The Haifa International Film Festival (September 22-October 1) has responded to reports that Israeli Culture Minister Miri Regev is calling for its state funding to be re-examined over films in its 34th edition line-up she deems could “harm Israel”.
In an official statement sent to Screen, the board of management said that both the pre-selection process and final selection decisions had been undertaken by different independent committees of selectors.
“The Festival’s management is not entitled to intervene in the decisions of the nominating committees for understandable reasons,” read the statement.

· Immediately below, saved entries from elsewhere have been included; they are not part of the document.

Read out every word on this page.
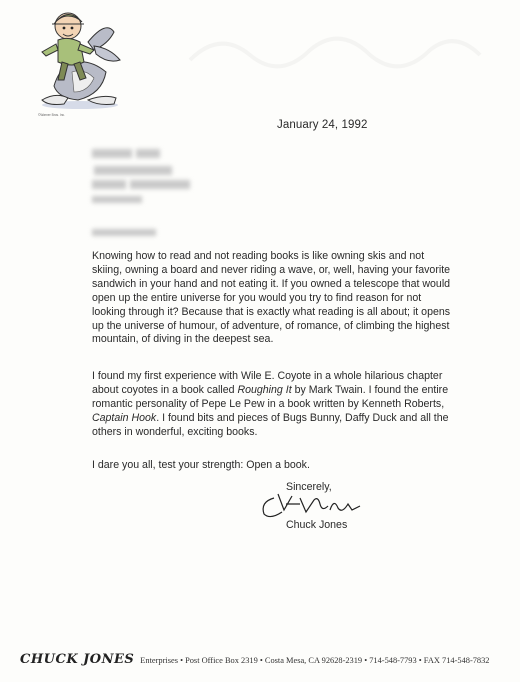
©Warner Bros. Inc.
January 24, 1992

Knowing how to read and not reading books is like owning skis and not skiing, owning a board and never riding a wave, or, well, having your favorite sandwich in your hand and not eating it. If you owned a telescope that would open up the entire universe for you would you try to find reason for not looking through it? Because that is exactly what reading is all about; it opens up the universe of humour, of adventure, of romance, of climbing the highest mountain, of diving in the deepest sea.

I found my first experience with Wile E. Coyote in a whole hilarious chapter about coyotes in a book called Roughing It by Mark Twain. I found the entire romantic personality of Pepe Le Pew in a book written by Kenneth Roberts, Captain Hook. I found bits and pieces of Bugs Bunny, Daffy Duck and all the others in wonderful, exciting books.

I dare you all, test your strength: Open a book.

Sincerely,
Chuck Jones
CHUCK JONES Enterprises • Post Office Box 2319 • Costa Mesa, CA 92628-2319 • 714-548-7793 • FAX 714-548-7832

“Intervening in the artistic programme due to political considerations contravenes the principles of freedom of expression and creativity. Such intervention could be a slippery slope leading to the silencing of voices.”

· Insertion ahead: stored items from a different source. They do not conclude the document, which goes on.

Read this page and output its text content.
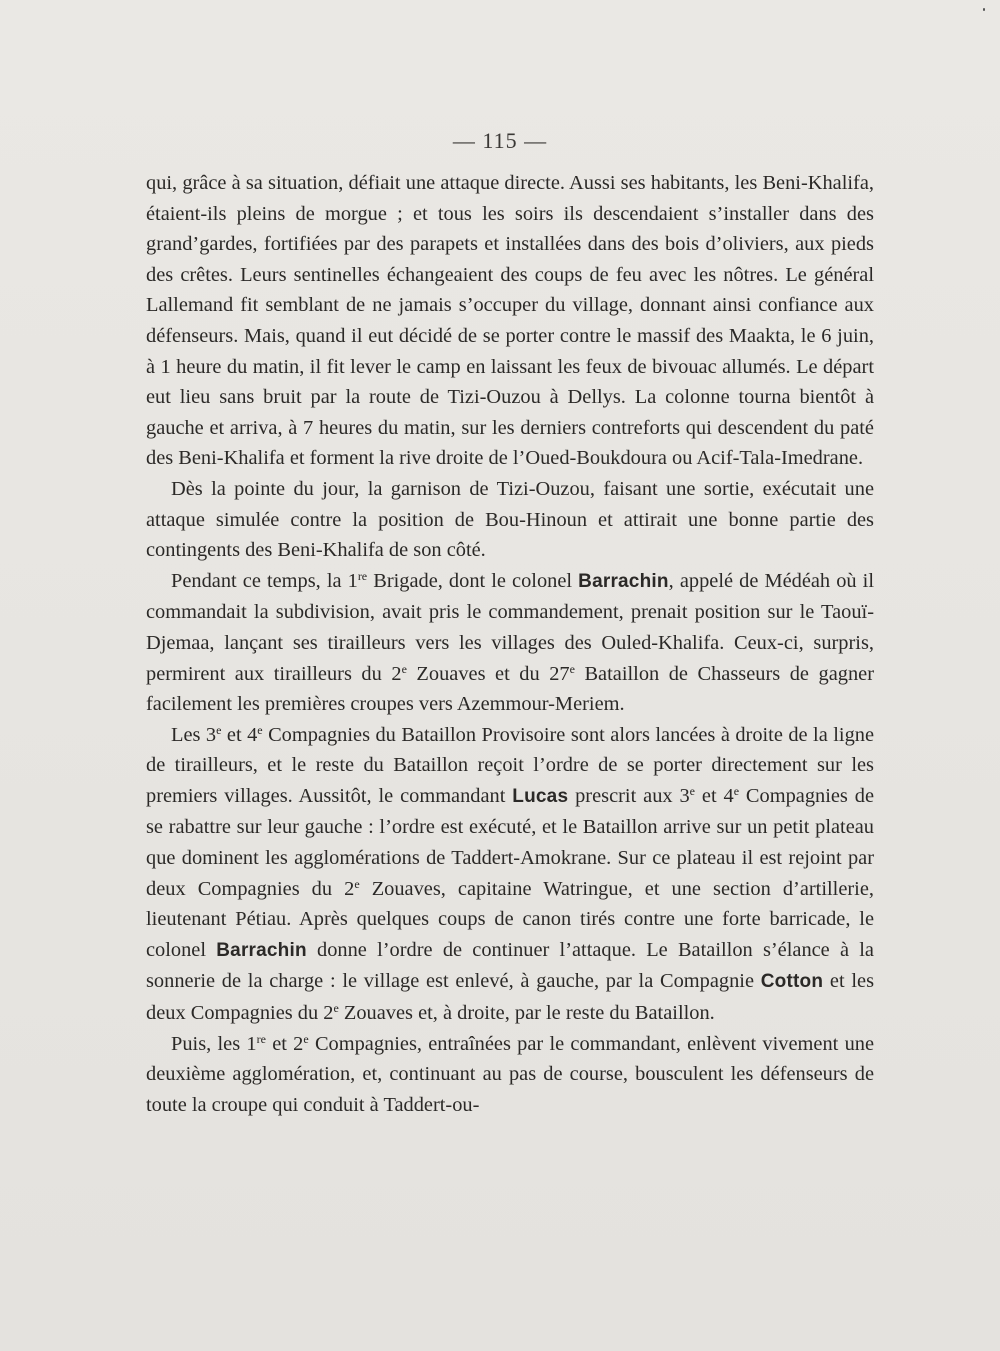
— 115 —

qui, grâce à sa situation, défiait une attaque directe. Aussi ses habitants, les Beni-Khalifa, étaient-ils pleins de morgue ; et tous les soirs ils descendaient s’installer dans des grand’gardes, fortifiées par des parapets et installées dans des bois d’oliviers, aux pieds des crêtes. Leurs sentinelles échangeaient des coups de feu avec les nôtres. Le général Lallemand fit semblant de ne jamais s’occuper du village, donnant ainsi confiance aux défenseurs. Mais, quand il eut décidé de se porter contre le massif des Maakta, le 6 juin, à 1 heure du matin, il fit lever le camp en laissant les feux de bivouac allumés. Le départ eut lieu sans bruit par la route de Tizi-Ouzou à Dellys. La colonne tourna bientôt à gauche et arriva, à 7 heures du matin, sur les derniers contreforts qui descendent du paté des Beni-Khalifa et forment la rive droite de l’Oued-Boukdoura ou Acif-Tala-Imedrane.

Dès la pointe du jour, la garnison de Tizi-Ouzou, faisant une sortie, exécutait une attaque simulée contre la position de Bou-Hinoun et attirait une bonne partie des contingents des Beni-Khalifa de son côté.

Pendant ce temps, la 1re Brigade, dont le colonel Barrachin, appelé de Médéah où il commandait la subdivision, avait pris le commandement, prenait position sur le Taouï-Djemaa, lançant ses tirailleurs vers les villages des Ouled-Khalifa. Ceux-ci, surpris, permirent aux tirailleurs du 2e Zouaves et du 27e Bataillon de Chasseurs de gagner facilement les premières croupes vers Azemmour-Meriem.

Les 3e et 4e Compagnies du Bataillon Provisoire sont alors lancées à droite de la ligne de tirailleurs, et le reste du Bataillon reçoit l’ordre de se porter directement sur les premiers villages. Aussitôt, le commandant Lucas prescrit aux 3e et 4e Compagnies de se rabattre sur leur gauche : l’ordre est exécuté, et le Bataillon arrive sur un petit plateau que dominent les agglomérations de Taddert-Amokrane. Sur ce plateau il est rejoint par deux Compagnies du 2e Zouaves, capitaine Watringue, et une section d’artillerie, lieutenant Pétiau. Après quelques coups de canon tirés contre une forte barricade, le colonel Barrachin donne l’ordre de continuer l’attaque. Le Bataillon s’élance à la sonnerie de la charge : le village est enlevé, à gauche, par la Compagnie Cotton et les deux Compagnies du 2e Zouaves et, à droite, par le reste du Bataillon.

Puis, les 1re et 2e Compagnies, entraînées par le commandant, enlèvent vivement une deuxième agglomération, et, continuant au pas de course, bousculent les défenseurs de toute la croupe qui conduit à Taddert-ou-
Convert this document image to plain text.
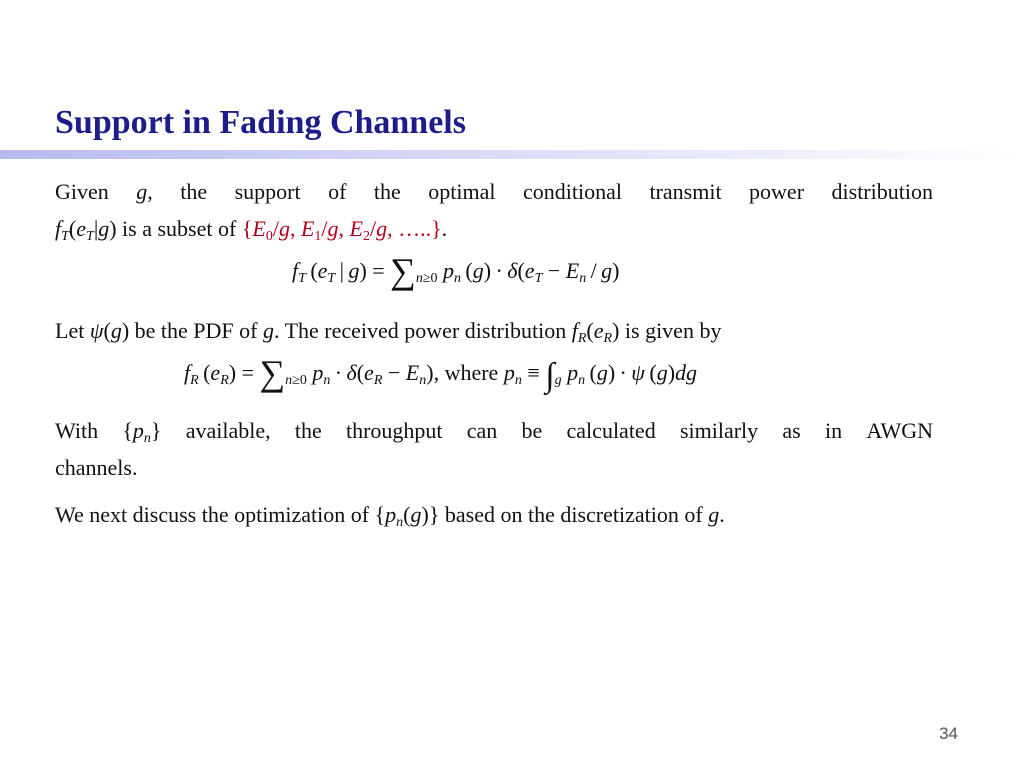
Support in Fading Channels
Given g, the support of the optimal conditional transmit power distribution
$f_T(e_T|g)$ is a subset of {$E_0/g$, $E_1/g$, $E_2/g$, …..}.
$f_T$ ($e_T$ | $g) = \sum_{n\ge 0}$ $p_n$ $(g) \cdot \delta(e_T - E_n / g)$
Let ψ(g) be the PDF of g. The received power distribution $f_R(e_R)$ is given by
$f_R$ $(e_R) = \sum_{n\ge 0}$ $p_n \cdot \delta(e_R - E_n)$, where $p_n \equiv \int_g$ $p_n$ (g) · ψ (g)dg
With $\{p_n\}$ available, the throughput can be calculated similarly as in AWGN
channels.
We next discuss the optimization of $\{p_n(g)\}$ based on the discretization of g.
34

According to Israeli media, two films have raised Regev’s hackles: Daniel Wachsmann’s feature-length drama Acre Dreams, which premieres in the Israeli Feature Competition, and the short film Out which is in the Israeli Shorts Competition.

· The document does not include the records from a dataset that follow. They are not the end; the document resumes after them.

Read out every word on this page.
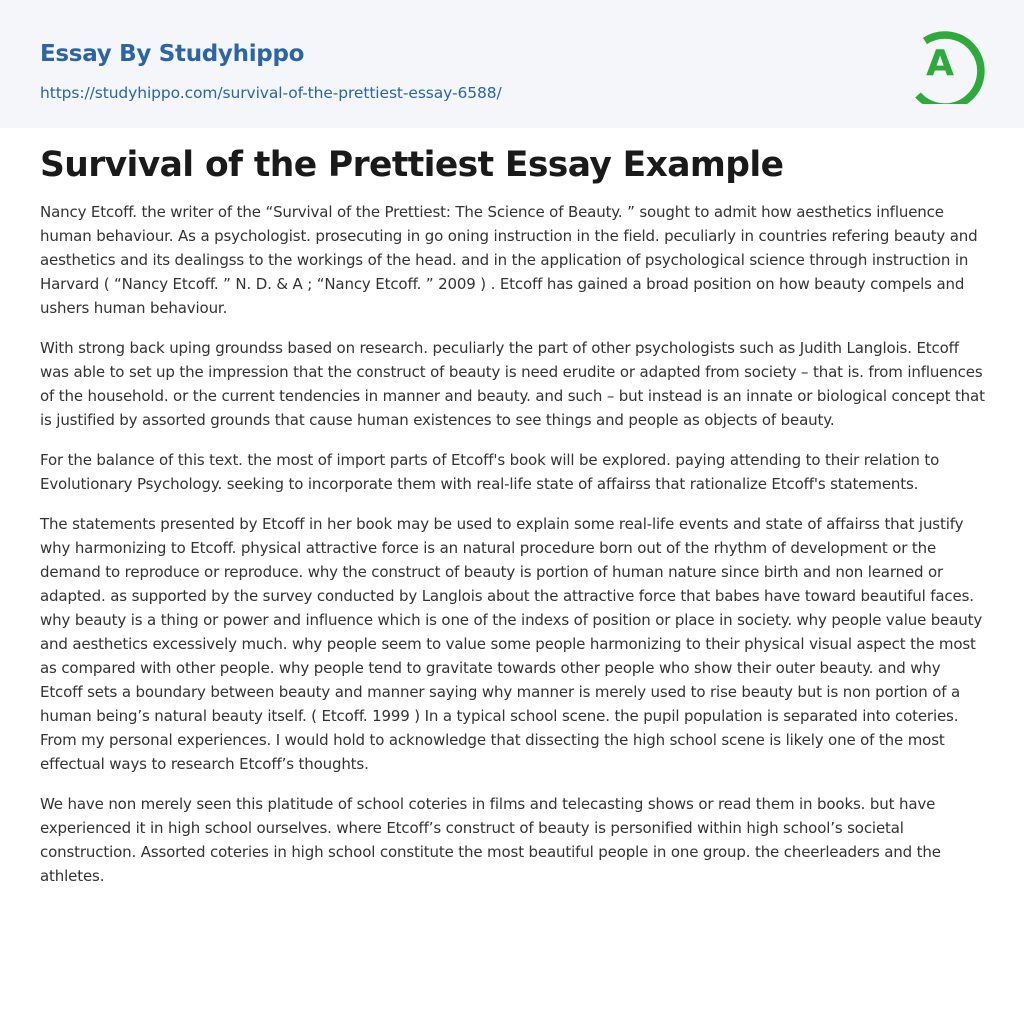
Essay By Studyhippo
https://studyhippo.com/survival-of-the-prettiest-essay-6588/
A
Survival of the Prettiest Essay Example

Nancy Etcoff. the writer of the “Survival of the Prettiest: The Science of Beauty. ” sought to admit how aesthetics influence human behaviour. As a psychologist. prosecuting in go oning instruction in the field. peculiarly in countries refering beauty and aesthetics and its dealingss to the workings of the head. and in the application of psychological science through instruction in Harvard ( “Nancy Etcoff. ” N. D. & A ; “Nancy Etcoff. ” 2009 ) . Etcoff has gained a broad position on how beauty compels and ushers human behaviour.

With strong back uping groundss based on research. peculiarly the part of other psychologists such as Judith Langlois. Etcoff was able to set up the impression that the construct of beauty is need erudite or adapted from society – that is. from influences of the household. or the current tendencies in manner and beauty. and such – but instead is an innate or biological concept that is justified by assorted grounds that cause human existences to see things and people as objects of beauty.

For the balance of this text. the most of import parts of Etcoff's book will be explored. paying attending to their relation to Evolutionary Psychology. seeking to incorporate them with real-life state of affairss that rationalize Etcoff's statements.

The statements presented by Etcoff in her book may be used to explain some real-life events and state of affairss that justify why harmonizing to Etcoff. physical attractive force is an natural procedure born out of the rhythm of development or the demand to reproduce or reproduce. why the construct of beauty is portion of human nature since birth and non learned or adapted. as supported by the survey conducted by Langlois about the attractive force that babes have toward beautiful faces. why beauty is a thing or power and influence which is one of the indexs of position or place in society. why people value beauty and aesthetics excessively much. why people seem to value some people harmonizing to their physical visual aspect the most as compared with other people. why people tend to gravitate towards other people who show their outer beauty. and why Etcoff sets a boundary between beauty and manner saying why manner is merely used to rise beauty but is non portion of a human being’s natural beauty itself. ( Etcoff. 1999 ) In a typical school scene. the pupil population is separated into coteries. From my personal experiences. I would hold to acknowledge that dissecting the high school scene is likely one of the most effectual ways to research Etcoff’s thoughts.

We have non merely seen this platitude of school coteries in films and telecasting shows or read them in books. but have experienced it in high school ourselves. where Etcoff’s construct of beauty is personified within high school’s societal construction. Assorted coteries in high school constitute the most beautiful people in one group. the cheerleaders and the athletes.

The festival management statement noted that Alon Sahar’s Out – following a right-wing activist who infiltrates a human rights group and tries to discredit its reputation– was submitted to the festival by Tel Aviv University’s respected Film and TV Department, or Steve Tisch School of Film and Television.
“The film Out is a student film that was produced in the framework of Tel Aviv University’s film department and was chosen by the university to represent the film department in the short film competition at the Festival,” said the statement.
Haifa artistic director Pnina Blayer said the festival screening of both Acre Dreams and Out would go ahead as scheduled.
Regev is reported to have written to Israeli Finance Minister Moshe Kahlon, demanding his ministry re-appraise state funding for Haifa, saying it may have broken the law by programming films that undermined “Israeli values and symbols”.
Blayer told Screen she had not been contacted by the Ministry of Finance and was “not worried” by reports that funding could be cut.